I’m standing on the set and I see how strong it is.
The props are surprisingly precise.
The machine rotating the stage has been around even longer.
The farthest galaxies have been turned on.
Oh no, there’s no question, this must be the premiere.
And whatever I do
will become forever what I’ve done.
—Wisława Szymborska, “Life While-You-Wait,” Map: Collected and Last Poems, 2016
Things I like: fires, Venice, tequila, sunsets, babies, silent films, heights, coarse salt, top hats, large long-haired dogs, ship models, cinnamon, goose down quilts, pocket watches, the smell of newly mown grass, linen, Bach, Louis XIII furniture, sushi, microscopes, large rooms, ups, boots, drinking water, maple sugar candy.
—Susan Sontag, journal entry, February 21, 1977
Poetry is not a turning loose of emotion, but an escape from emotion; it is not the expression of personality, but an escape from personality. But, of course, only those who have personality and emotions know what it means to want to escape from these things.
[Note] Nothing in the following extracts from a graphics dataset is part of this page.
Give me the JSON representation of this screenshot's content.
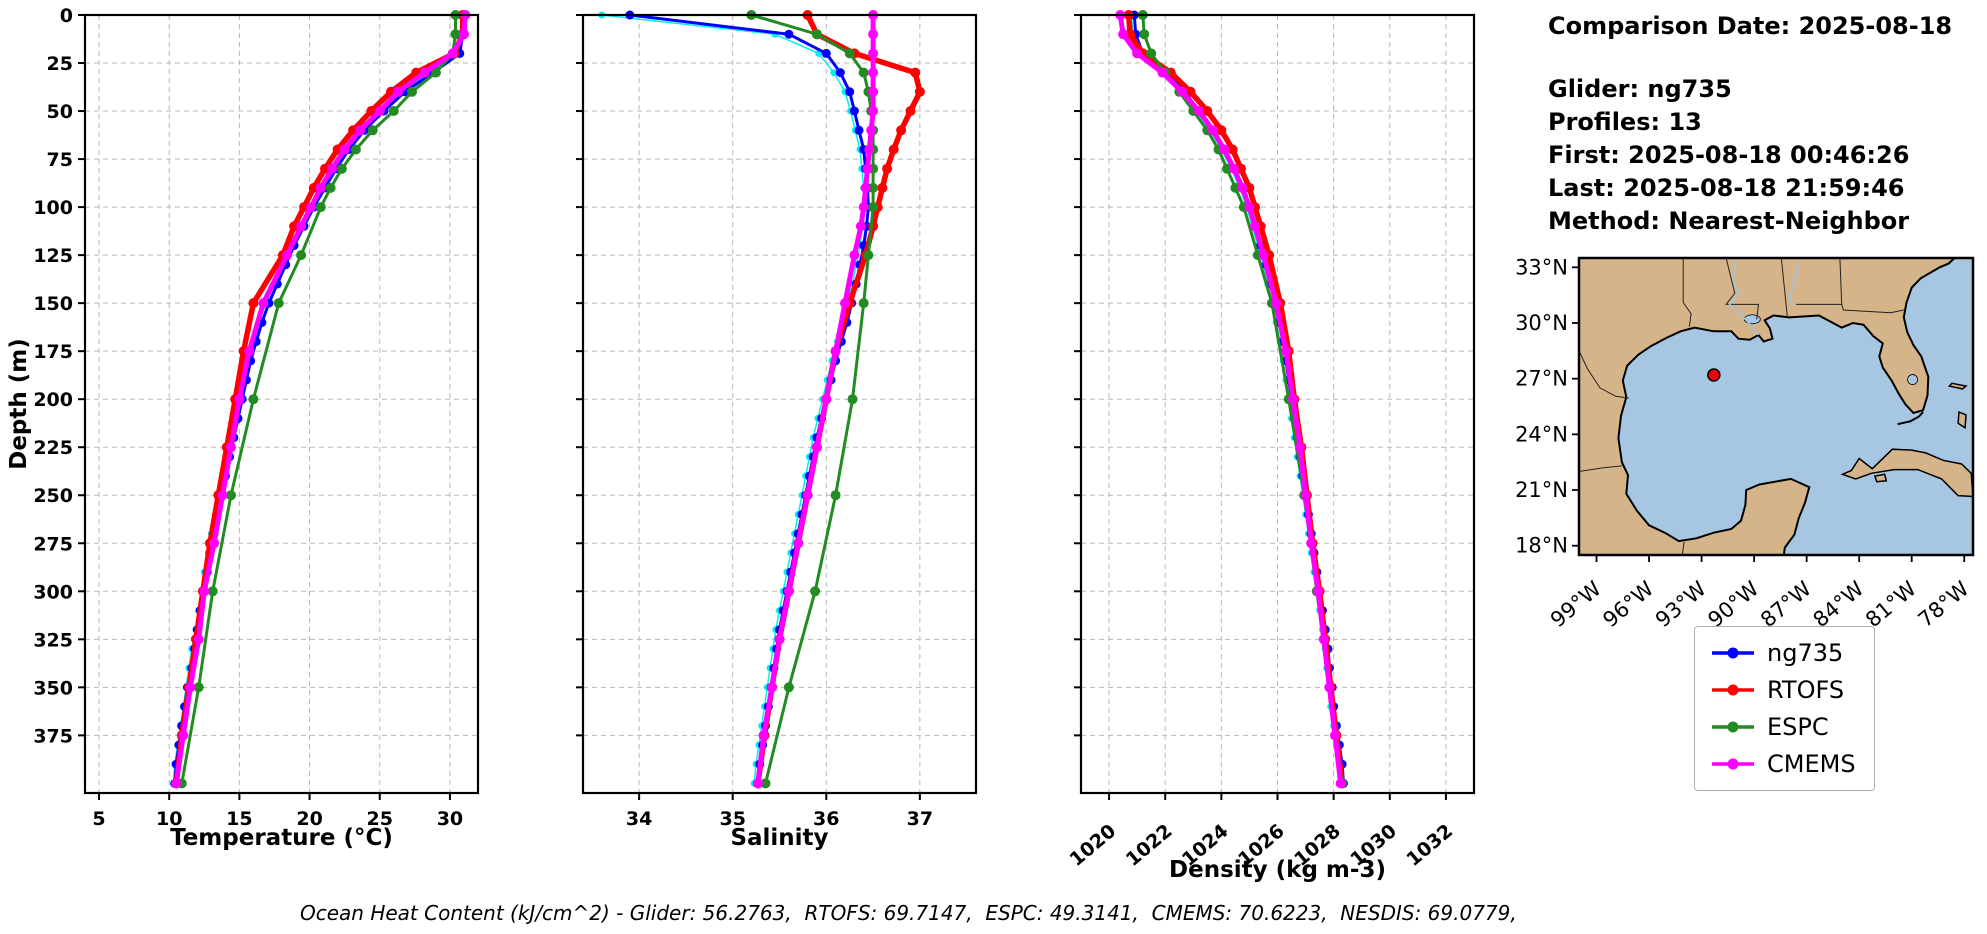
{
  "info": {
    "comparison_date": "Comparison Date: 2025-08-18",
    "glider": "Glider: ng735",
    "profiles": "Profiles: 13",
    "first": "First: 2025-08-18 00:46:26",
    "last": "Last: 2025-08-18 21:59:46",
    "method": "Method: Nearest-Neighbor"
  },
  "footer": {
    "text": "Ocean Heat Content (kJ/cm^2) - Glider: 56.2763,  RTOFS: 69.7147,  ESPC: 49.3141,  CMEMS: 70.6223,  NESDIS: 69.0779,"
  },
  "legend": {
    "items": [
      {
        "label": "ng735",
        "color": "#0000FF"
      },
      {
        "label": "RTOFS",
        "color": "#FF0000"
      },
      {
        "label": "ESPC",
        "color": "#228B22"
      },
      {
        "label": "CMEMS",
        "color": "#FF00FF"
      }
    ]
  },
  "map": {
    "water_color": "#A7C6E2",
    "land_color": "#D5B48A",
    "extent": {
      "lon": [
        -100,
        -77.5
      ],
      "lat": [
        17.5,
        33.5
      ]
    },
    "lat_ticks": [
      {
        "value": 33,
        "label": "33°N"
      },
      {
        "value": 30,
        "label": "30°N"
      },
      {
        "value": 27,
        "label": "27°N"
      },
      {
        "value": 24,
        "label": "24°N"
      },
      {
        "value": 21,
        "label": "21°N"
      },
      {
        "value": 18,
        "label": "18°N"
      }
    ],
    "lon_ticks": [
      {
        "value": -99,
        "label": "99°W"
      },
      {
        "value": -96,
        "label": "96°W"
      },
      {
        "value": -93,
        "label": "93°W"
      },
      {
        "value": -90,
        "label": "90°W"
      },
      {
        "value": -87,
        "label": "87°W"
      },
      {
        "value": -84,
        "label": "84°W"
      },
      {
        "value": -81,
        "label": "81°W"
      },
      {
        "value": -78,
        "label": "78°W"
      }
    ],
    "marker": {
      "lon": -92.3,
      "lat": 27.2,
      "color": "#E8000B"
    }
  },
  "chart_data": {
    "type": "line",
    "note": "Vertical ocean profiles: depth on y (increasing downward), variable on x",
    "depth_axis": {
      "label": "Depth (m)",
      "lim": [
        0,
        405
      ],
      "ticks": [
        0,
        25,
        50,
        75,
        100,
        125,
        150,
        175,
        200,
        225,
        250,
        275,
        300,
        325,
        350,
        375
      ]
    },
    "depth_levels": {
      "glider": [
        0,
        10,
        20,
        30,
        40,
        50,
        60,
        70,
        80,
        90,
        100,
        110,
        120,
        130,
        140,
        150,
        160,
        170,
        180,
        190,
        200,
        210,
        220,
        230,
        240,
        250,
        260,
        270,
        280,
        290,
        300,
        310,
        320,
        330,
        340,
        350,
        360,
        370,
        380,
        390,
        400
      ],
      "rtofs": [
        0,
        10,
        20,
        30,
        40,
        50,
        60,
        70,
        80,
        90,
        100,
        110,
        125,
        150,
        175,
        200,
        225,
        250,
        275,
        300,
        325,
        350,
        375,
        400
      ],
      "espc": [
        0,
        10,
        20,
        30,
        40,
        50,
        60,
        70,
        80,
        90,
        100,
        125,
        150,
        200,
        250,
        300,
        350,
        400
      ],
      "cmems": [
        0,
        10,
        20,
        30,
        40,
        50,
        60,
        70,
        80,
        90,
        100,
        110,
        125,
        150,
        175,
        200,
        225,
        250,
        275,
        300,
        325,
        350,
        375,
        400
      ]
    },
    "charts": [
      {
        "xlabel": "Temperature (°C)",
        "xlim": [
          4,
          32
        ],
        "xticks": [
          5,
          10,
          15,
          20,
          25,
          30
        ],
        "grid": true,
        "series": [
          {
            "name": "glider-profiles",
            "color": "#00EEEE",
            "in_legend": false,
            "lw": 1.5,
            "ms": 3.5,
            "depth_key": "glider",
            "values": [
              30.8,
              30.8,
              30.6,
              28.6,
              26.6,
              25.1,
              23.7,
              22.6,
              21.7,
              20.9,
              20.1,
              19.4,
              18.7,
              18.1,
              17.5,
              16.9,
              16.4,
              16.0,
              15.6,
              15.3,
              15.0,
              14.7,
              14.4,
              14.1,
              13.8,
              13.5,
              13.3,
              13.0,
              12.8,
              12.5,
              12.3,
              12.1,
              11.9,
              11.6,
              11.4,
              11.2,
              11.0,
              10.8,
              10.6,
              10.4,
              10.3
            ]
          },
          {
            "name": "ng735",
            "color": "#0000FF",
            "in_legend": true,
            "lw": 3,
            "ms": 4.5,
            "depth_key": "glider",
            "values": [
              30.9,
              30.9,
              30.7,
              28.8,
              26.8,
              25.3,
              23.9,
              22.8,
              21.9,
              21.1,
              20.3,
              19.6,
              18.9,
              18.3,
              17.7,
              17.1,
              16.6,
              16.2,
              15.8,
              15.5,
              15.2,
              14.9,
              14.6,
              14.3,
              14.0,
              13.7,
              13.4,
              13.2,
              12.9,
              12.7,
              12.4,
              12.2,
              12.0,
              11.8,
              11.6,
              11.3,
              11.1,
              10.9,
              10.7,
              10.5,
              10.4
            ]
          },
          {
            "name": "RTOFS",
            "color": "#FF0000",
            "in_legend": true,
            "lw": 5.5,
            "ms": 5,
            "depth_key": "rtofs",
            "values": [
              30.9,
              30.9,
              30.3,
              27.6,
              25.8,
              24.4,
              23.1,
              22.0,
              21.1,
              20.3,
              19.6,
              18.9,
              18.1,
              16.0,
              15.3,
              14.7,
              14.1,
              13.5,
              12.9,
              12.4,
              11.9,
              11.4,
              10.9,
              10.5
            ]
          },
          {
            "name": "ESPC",
            "color": "#228B22",
            "in_legend": true,
            "lw": 3,
            "ms": 5,
            "depth_key": "espc",
            "values": [
              30.4,
              30.4,
              30.2,
              29.0,
              27.3,
              26.0,
              24.5,
              23.3,
              22.3,
              21.5,
              20.8,
              19.4,
              17.8,
              16.0,
              14.4,
              13.1,
              12.1,
              10.9
            ]
          },
          {
            "name": "CMEMS",
            "color": "#FF00FF",
            "in_legend": true,
            "lw": 5,
            "ms": 5,
            "depth_key": "cmems",
            "values": [
              31.1,
              31.0,
              30.2,
              28.2,
              26.3,
              25.0,
              23.6,
              22.5,
              21.6,
              20.8,
              20.1,
              19.4,
              18.4,
              16.7,
              15.7,
              15.0,
              14.4,
              13.8,
              13.2,
              12.5,
              12.1,
              11.5,
              11.0,
              10.5
            ]
          }
        ]
      },
      {
        "xlabel": "Salinity",
        "xlim": [
          33.4,
          37.6
        ],
        "xticks": [
          34,
          35,
          36,
          37
        ],
        "grid": true,
        "series": [
          {
            "name": "glider-profiles",
            "color": "#00EEEE",
            "in_legend": false,
            "lw": 1.5,
            "ms": 3.5,
            "depth_key": "glider",
            "values": [
              33.6,
              35.45,
              35.92,
              36.08,
              36.2,
              36.26,
              36.31,
              36.36,
              36.38,
              36.4,
              36.41,
              36.39,
              36.36,
              36.32,
              36.28,
              36.23,
              36.18,
              36.12,
              36.06,
              36.01,
              35.96,
              35.91,
              35.86,
              35.82,
              35.78,
              35.74,
              35.7,
              35.66,
              35.62,
              35.58,
              35.54,
              35.5,
              35.46,
              35.43,
              35.4,
              35.37,
              35.34,
              35.31,
              35.28,
              35.25,
              35.23
            ]
          },
          {
            "name": "ng735",
            "color": "#0000FF",
            "in_legend": true,
            "lw": 3,
            "ms": 4.5,
            "depth_key": "glider",
            "values": [
              33.9,
              35.6,
              36.0,
              36.15,
              36.25,
              36.3,
              36.35,
              36.4,
              36.42,
              36.44,
              36.45,
              36.43,
              36.4,
              36.36,
              36.32,
              36.27,
              36.22,
              36.16,
              36.1,
              36.05,
              36.0,
              35.95,
              35.9,
              35.86,
              35.82,
              35.78,
              35.74,
              35.7,
              35.66,
              35.62,
              35.58,
              35.54,
              35.5,
              35.47,
              35.44,
              35.41,
              35.38,
              35.35,
              35.32,
              35.29,
              35.27
            ]
          },
          {
            "name": "RTOFS",
            "color": "#FF0000",
            "in_legend": true,
            "lw": 5.5,
            "ms": 5,
            "depth_key": "rtofs",
            "values": [
              35.8,
              35.9,
              36.3,
              36.95,
              37.0,
              36.9,
              36.8,
              36.72,
              36.65,
              36.6,
              36.55,
              36.5,
              36.42,
              36.25,
              36.1,
              36.0,
              35.9,
              35.8,
              35.7,
              35.6,
              35.5,
              35.42,
              35.34,
              35.27
            ]
          },
          {
            "name": "ESPC",
            "color": "#228B22",
            "in_legend": true,
            "lw": 3,
            "ms": 5,
            "depth_key": "espc",
            "values": [
              35.2,
              35.9,
              36.25,
              36.4,
              36.45,
              36.48,
              36.5,
              36.5,
              36.5,
              36.5,
              36.5,
              36.45,
              36.4,
              36.28,
              36.1,
              35.88,
              35.6,
              35.35
            ]
          },
          {
            "name": "CMEMS",
            "color": "#FF00FF",
            "in_legend": true,
            "lw": 5,
            "ms": 5,
            "depth_key": "cmems",
            "values": [
              36.5,
              36.5,
              36.5,
              36.5,
              36.5,
              36.5,
              36.48,
              36.46,
              36.44,
              36.42,
              36.4,
              36.37,
              36.3,
              36.2,
              36.1,
              36.0,
              35.9,
              35.8,
              35.7,
              35.6,
              35.5,
              35.42,
              35.33,
              35.27
            ]
          }
        ]
      },
      {
        "xlabel": "Density (kg m-3)",
        "xlim": [
          1019,
          1033
        ],
        "xticks": [
          1020,
          1022,
          1024,
          1026,
          1028,
          1030,
          1032
        ],
        "xtick_rotation": -40,
        "grid": true,
        "series": [
          {
            "name": "glider-profiles",
            "color": "#00EEEE",
            "in_legend": false,
            "lw": 1.5,
            "ms": 3.5,
            "depth_key": "glider",
            "values": [
              1020.8,
              1020.85,
              1021.1,
              1021.9,
              1022.6,
              1023.1,
              1023.6,
              1024.0,
              1024.35,
              1024.65,
              1024.9,
              1025.1,
              1025.3,
              1025.5,
              1025.65,
              1025.8,
              1025.95,
              1026.1,
              1026.2,
              1026.3,
              1026.4,
              1026.5,
              1026.6,
              1026.7,
              1026.8,
              1026.9,
              1027.0,
              1027.1,
              1027.2,
              1027.3,
              1027.4,
              1027.5,
              1027.6,
              1027.7,
              1027.75,
              1027.85,
              1027.9,
              1028.0,
              1028.1,
              1028.2,
              1028.25
            ]
          },
          {
            "name": "ng735",
            "color": "#0000FF",
            "in_legend": true,
            "lw": 3,
            "ms": 4.5,
            "depth_key": "glider",
            "values": [
              1020.9,
              1020.95,
              1021.2,
              1022.0,
              1022.7,
              1023.2,
              1023.7,
              1024.1,
              1024.45,
              1024.75,
              1025.0,
              1025.2,
              1025.4,
              1025.6,
              1025.75,
              1025.9,
              1026.05,
              1026.2,
              1026.3,
              1026.4,
              1026.5,
              1026.6,
              1026.7,
              1026.8,
              1026.9,
              1027.0,
              1027.1,
              1027.2,
              1027.3,
              1027.4,
              1027.5,
              1027.6,
              1027.7,
              1027.8,
              1027.85,
              1027.95,
              1028.0,
              1028.1,
              1028.2,
              1028.3,
              1028.35
            ]
          },
          {
            "name": "RTOFS",
            "color": "#FF0000",
            "in_legend": true,
            "lw": 5.5,
            "ms": 5,
            "depth_key": "rtofs",
            "values": [
              1020.7,
              1020.75,
              1021.2,
              1022.2,
              1022.9,
              1023.5,
              1024.0,
              1024.4,
              1024.7,
              1025.0,
              1025.2,
              1025.4,
              1025.7,
              1026.1,
              1026.4,
              1026.6,
              1026.85,
              1027.05,
              1027.25,
              1027.5,
              1027.7,
              1027.9,
              1028.1,
              1028.3
            ]
          },
          {
            "name": "ESPC",
            "color": "#228B22",
            "in_legend": true,
            "lw": 3,
            "ms": 5,
            "depth_key": "espc",
            "values": [
              1021.2,
              1021.25,
              1021.5,
              1022.0,
              1022.5,
              1023.0,
              1023.5,
              1023.9,
              1024.2,
              1024.5,
              1024.8,
              1025.3,
              1025.8,
              1026.4,
              1026.95,
              1027.4,
              1027.85,
              1028.3
            ]
          },
          {
            "name": "CMEMS",
            "color": "#FF00FF",
            "in_legend": true,
            "lw": 5,
            "ms": 5,
            "depth_key": "cmems",
            "values": [
              1020.4,
              1020.5,
              1021.0,
              1021.9,
              1022.6,
              1023.2,
              1023.7,
              1024.1,
              1024.45,
              1024.75,
              1025.0,
              1025.2,
              1025.5,
              1025.95,
              1026.3,
              1026.55,
              1026.8,
              1027.0,
              1027.2,
              1027.45,
              1027.65,
              1027.85,
              1028.05,
              1028.25
            ]
          }
        ]
      }
    ]
  }
}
—T. S. Eliot, “Tradition and the Individual Talent,” 1919
It was very tempting; all horsepower corrupts.
—Patrick Leigh Fermor, A Time of Gifts, 1977
One day, riding the subway, I saw this empty black panel where an advertisement was supposed to go. I immediately realized that this was the perfect place to draw. I went back above ground to a card shop and bought a box of white chalk, went back down and did a drawing on it. …
I kept seeing more and more of these black spaces, and I drew on them whenever I saw one. Because they were so fragile, people left them alone and respected them; they didn’t try to rub them out or try to mess them up. It gave them this other power. It was this chalk-white fragile thing in the middle of all this power and tension and violence that the subway was. …
I was arrested, but since it was chalk and could easily be erased, it was like a borderline case. The cops never knew how to deal with it.
—Keith Haring, Rolling Stone, August 1989
The greatest hazard of all, losing the self, can occur very quietly in the world, as if it were nothing at all. No other loss can occur so quietly; any other loss—an arm, a leg, five dollars, a wife, etc.—is sure to be noticed.